This has been a busy year for me: undertaking National Board
certification, chairing my department, teaching a couple of new-to-me
courses. It may be my seventh year of
teaching, but—as always—I feel a little bit like a rookie trying to figure
things out. My family and friends
outside the profession say I’m a perfectionist, but I see myself as always
being in the midst of the very messy process of revision.

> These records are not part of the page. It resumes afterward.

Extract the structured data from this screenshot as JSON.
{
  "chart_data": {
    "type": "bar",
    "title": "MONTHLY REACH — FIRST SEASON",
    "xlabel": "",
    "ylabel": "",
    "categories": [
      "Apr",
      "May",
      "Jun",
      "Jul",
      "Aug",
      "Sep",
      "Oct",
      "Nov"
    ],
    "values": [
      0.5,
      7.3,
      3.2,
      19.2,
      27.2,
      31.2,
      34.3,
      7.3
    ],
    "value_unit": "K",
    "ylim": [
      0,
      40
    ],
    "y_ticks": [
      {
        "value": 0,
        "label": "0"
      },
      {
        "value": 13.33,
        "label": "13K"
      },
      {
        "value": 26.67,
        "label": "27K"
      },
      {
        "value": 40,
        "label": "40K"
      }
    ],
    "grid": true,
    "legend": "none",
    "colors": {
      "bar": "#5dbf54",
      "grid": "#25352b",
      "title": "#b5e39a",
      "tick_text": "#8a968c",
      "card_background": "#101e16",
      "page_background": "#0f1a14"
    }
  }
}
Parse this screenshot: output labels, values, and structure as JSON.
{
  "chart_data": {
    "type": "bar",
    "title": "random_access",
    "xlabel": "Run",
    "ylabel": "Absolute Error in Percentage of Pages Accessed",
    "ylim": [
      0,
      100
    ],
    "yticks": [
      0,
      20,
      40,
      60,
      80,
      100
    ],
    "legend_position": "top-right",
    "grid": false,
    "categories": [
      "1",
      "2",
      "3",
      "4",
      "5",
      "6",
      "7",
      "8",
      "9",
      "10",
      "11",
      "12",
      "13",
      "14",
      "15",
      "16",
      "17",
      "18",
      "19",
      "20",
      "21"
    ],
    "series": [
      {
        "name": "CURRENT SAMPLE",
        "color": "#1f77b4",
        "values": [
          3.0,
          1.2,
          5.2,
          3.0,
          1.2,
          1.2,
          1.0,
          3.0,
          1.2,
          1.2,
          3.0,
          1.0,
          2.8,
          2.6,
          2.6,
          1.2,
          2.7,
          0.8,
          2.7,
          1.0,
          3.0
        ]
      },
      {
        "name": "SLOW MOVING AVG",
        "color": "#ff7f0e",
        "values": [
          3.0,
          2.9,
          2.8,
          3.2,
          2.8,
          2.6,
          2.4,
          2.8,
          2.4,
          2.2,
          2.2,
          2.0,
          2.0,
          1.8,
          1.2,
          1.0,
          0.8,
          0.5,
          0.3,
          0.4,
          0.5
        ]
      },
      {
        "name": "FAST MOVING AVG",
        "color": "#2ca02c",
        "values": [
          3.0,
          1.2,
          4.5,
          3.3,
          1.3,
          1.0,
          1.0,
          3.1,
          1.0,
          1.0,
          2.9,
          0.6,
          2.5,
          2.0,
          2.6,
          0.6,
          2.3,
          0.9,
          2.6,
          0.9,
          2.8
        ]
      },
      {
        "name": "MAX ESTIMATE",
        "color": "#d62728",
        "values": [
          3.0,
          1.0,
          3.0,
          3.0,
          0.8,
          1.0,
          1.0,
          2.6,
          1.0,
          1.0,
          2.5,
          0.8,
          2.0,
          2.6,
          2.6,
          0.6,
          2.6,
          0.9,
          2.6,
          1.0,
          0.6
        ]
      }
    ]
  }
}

I’m always trying to get better:
· How can I get
my kids past the raw comprehension of Othello and into the
study of
Shakespeare’s language choices?
· How can I
move students from making inferences as they read to recognizing
patterns
throughout the entire text?
· How can I create student independence in the
thinking and writing process?
· Etc. Etc.
Etc.
Now, as I embark on my newest endeavor, leading the GWP’s
study group on Writing Craft, I find myself asking more and more questions:
· What books
should we study?
· With the push
towards argument and informational writing, where does
narrative writing fit
in?
· How can we
make room in our classrooms for narrative writing despite our
other time
constraints?
Narrative writing is something that English teachers have
always excelled in, but we need to be careful not to throw the baby out with
the bathwater. Over the past few months,
I’ve begun to realize that my baby might be long gone. The thing is, the rest of the community and
our administration haven’t even realized my baby is missing yet. I’m being contacted left and right about this
writing contest and that guest-poet, told second-hand of my administration’s
full commitment to our students taking advantage of these opportunities, and
left wondering how I am supposed to do it all.

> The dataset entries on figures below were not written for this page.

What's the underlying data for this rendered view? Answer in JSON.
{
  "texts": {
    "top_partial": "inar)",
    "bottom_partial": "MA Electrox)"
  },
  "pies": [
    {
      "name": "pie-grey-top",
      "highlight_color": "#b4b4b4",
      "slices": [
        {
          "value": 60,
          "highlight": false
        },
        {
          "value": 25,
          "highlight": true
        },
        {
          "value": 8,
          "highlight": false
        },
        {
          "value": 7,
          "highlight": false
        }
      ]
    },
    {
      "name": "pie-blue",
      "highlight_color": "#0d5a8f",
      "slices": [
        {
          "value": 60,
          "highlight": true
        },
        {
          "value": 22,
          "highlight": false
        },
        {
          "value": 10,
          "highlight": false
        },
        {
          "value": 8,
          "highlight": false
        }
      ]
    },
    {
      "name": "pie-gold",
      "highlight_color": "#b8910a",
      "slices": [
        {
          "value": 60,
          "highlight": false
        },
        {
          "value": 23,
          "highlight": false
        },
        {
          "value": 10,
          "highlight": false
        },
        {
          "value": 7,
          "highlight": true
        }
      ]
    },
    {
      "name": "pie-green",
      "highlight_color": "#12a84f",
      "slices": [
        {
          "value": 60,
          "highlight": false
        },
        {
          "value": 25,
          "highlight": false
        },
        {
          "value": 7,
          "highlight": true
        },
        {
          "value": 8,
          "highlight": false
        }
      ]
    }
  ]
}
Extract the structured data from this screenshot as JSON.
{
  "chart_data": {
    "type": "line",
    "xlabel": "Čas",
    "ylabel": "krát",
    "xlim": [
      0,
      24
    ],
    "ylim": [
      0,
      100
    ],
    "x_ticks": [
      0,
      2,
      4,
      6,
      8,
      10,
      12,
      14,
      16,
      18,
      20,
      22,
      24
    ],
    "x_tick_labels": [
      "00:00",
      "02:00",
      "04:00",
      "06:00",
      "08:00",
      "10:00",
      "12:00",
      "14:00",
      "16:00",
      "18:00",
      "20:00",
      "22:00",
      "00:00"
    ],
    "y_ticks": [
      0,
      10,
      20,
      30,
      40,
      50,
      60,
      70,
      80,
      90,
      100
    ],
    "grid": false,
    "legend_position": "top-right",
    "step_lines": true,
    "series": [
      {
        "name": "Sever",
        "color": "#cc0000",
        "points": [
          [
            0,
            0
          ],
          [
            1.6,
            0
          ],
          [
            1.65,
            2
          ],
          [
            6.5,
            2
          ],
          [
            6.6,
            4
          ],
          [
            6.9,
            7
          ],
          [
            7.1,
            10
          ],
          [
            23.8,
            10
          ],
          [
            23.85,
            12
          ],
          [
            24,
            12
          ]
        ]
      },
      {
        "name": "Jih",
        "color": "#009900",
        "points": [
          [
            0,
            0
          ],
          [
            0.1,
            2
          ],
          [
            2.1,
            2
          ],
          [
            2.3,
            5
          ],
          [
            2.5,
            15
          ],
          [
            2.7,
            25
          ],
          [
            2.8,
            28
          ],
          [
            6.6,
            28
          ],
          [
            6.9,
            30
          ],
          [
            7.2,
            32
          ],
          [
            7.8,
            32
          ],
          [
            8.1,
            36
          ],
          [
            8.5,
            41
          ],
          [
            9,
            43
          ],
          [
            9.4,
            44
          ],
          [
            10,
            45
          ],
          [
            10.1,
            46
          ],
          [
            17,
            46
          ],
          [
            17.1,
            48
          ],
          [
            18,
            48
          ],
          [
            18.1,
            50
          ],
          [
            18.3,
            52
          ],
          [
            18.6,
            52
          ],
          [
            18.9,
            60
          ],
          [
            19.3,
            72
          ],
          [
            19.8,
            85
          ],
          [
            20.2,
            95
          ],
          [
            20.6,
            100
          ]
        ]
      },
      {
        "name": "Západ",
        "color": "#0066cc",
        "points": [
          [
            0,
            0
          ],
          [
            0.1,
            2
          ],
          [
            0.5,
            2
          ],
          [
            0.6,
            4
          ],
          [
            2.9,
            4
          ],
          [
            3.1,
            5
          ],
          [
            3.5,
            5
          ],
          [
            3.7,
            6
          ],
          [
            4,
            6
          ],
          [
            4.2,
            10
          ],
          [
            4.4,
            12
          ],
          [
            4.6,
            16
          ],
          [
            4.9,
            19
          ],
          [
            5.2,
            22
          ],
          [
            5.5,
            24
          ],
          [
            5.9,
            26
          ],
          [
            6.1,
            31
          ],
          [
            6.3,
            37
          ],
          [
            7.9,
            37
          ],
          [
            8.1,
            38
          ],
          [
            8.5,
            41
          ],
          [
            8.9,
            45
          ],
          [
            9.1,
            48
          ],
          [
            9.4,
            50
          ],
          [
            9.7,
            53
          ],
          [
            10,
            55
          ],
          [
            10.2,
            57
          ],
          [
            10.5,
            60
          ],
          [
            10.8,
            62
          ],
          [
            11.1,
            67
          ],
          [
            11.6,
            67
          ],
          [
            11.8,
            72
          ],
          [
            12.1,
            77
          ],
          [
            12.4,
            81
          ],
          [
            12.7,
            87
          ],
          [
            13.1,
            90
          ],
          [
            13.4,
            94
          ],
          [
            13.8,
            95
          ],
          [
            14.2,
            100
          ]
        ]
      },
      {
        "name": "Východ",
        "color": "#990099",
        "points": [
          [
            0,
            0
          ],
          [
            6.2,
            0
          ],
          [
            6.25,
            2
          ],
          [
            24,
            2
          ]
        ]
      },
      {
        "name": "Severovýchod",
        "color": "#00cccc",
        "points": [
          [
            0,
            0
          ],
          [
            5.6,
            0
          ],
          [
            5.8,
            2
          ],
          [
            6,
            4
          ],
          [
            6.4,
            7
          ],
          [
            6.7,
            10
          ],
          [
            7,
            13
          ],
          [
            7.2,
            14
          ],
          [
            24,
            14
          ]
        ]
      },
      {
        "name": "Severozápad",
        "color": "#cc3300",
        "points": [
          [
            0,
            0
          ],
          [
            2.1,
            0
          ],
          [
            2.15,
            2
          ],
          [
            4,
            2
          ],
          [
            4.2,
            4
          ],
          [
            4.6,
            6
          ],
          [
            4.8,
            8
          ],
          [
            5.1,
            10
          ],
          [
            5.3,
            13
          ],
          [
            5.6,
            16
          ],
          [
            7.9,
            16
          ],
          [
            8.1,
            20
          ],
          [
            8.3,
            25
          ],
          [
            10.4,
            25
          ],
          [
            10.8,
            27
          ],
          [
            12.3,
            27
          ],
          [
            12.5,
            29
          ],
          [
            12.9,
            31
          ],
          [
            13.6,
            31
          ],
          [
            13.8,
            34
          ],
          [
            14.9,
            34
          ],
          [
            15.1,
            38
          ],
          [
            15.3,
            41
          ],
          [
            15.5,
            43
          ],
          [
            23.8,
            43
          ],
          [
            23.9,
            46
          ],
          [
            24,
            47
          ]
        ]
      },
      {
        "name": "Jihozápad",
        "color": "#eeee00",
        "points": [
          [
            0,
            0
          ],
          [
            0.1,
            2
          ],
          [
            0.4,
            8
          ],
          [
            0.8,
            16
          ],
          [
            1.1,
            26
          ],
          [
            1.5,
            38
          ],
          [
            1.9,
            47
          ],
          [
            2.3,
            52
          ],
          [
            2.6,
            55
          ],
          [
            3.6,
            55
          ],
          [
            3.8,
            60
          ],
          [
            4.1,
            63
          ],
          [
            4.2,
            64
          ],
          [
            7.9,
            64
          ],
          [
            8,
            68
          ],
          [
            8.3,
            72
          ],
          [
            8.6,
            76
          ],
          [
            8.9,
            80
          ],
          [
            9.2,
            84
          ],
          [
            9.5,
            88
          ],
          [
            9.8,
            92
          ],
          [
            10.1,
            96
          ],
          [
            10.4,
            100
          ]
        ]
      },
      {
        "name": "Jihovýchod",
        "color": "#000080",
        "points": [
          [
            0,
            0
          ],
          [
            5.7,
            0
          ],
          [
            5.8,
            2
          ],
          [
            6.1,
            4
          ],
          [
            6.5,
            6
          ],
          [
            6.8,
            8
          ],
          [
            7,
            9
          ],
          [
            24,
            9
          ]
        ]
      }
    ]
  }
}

As teachers, we deal in the currency of time. A mandatory assembly here and test-prep
lesson there are time spent that can never be recovered. Yes, perhaps it is an investment, but will we
ever see the return? And what about the
bills we have yet to pay: critical reading and analysis, argument writing,
informational writing, performance tasks?
Is there any time left to budget towards narrative writing?
Tough questions. I
think the answer is that we have to make time for narrative writing. So, how do we do this? And how do we convince the rest of the world
that class time working on narrative writing is time well spent? I hope these are questions our Writing Craft
Study Group will be able to answer.
Caroline--I have the same dilemma. When you find the answer, you can become a national consultant and travel all over the country, because I think ALL teachers are torn up about this.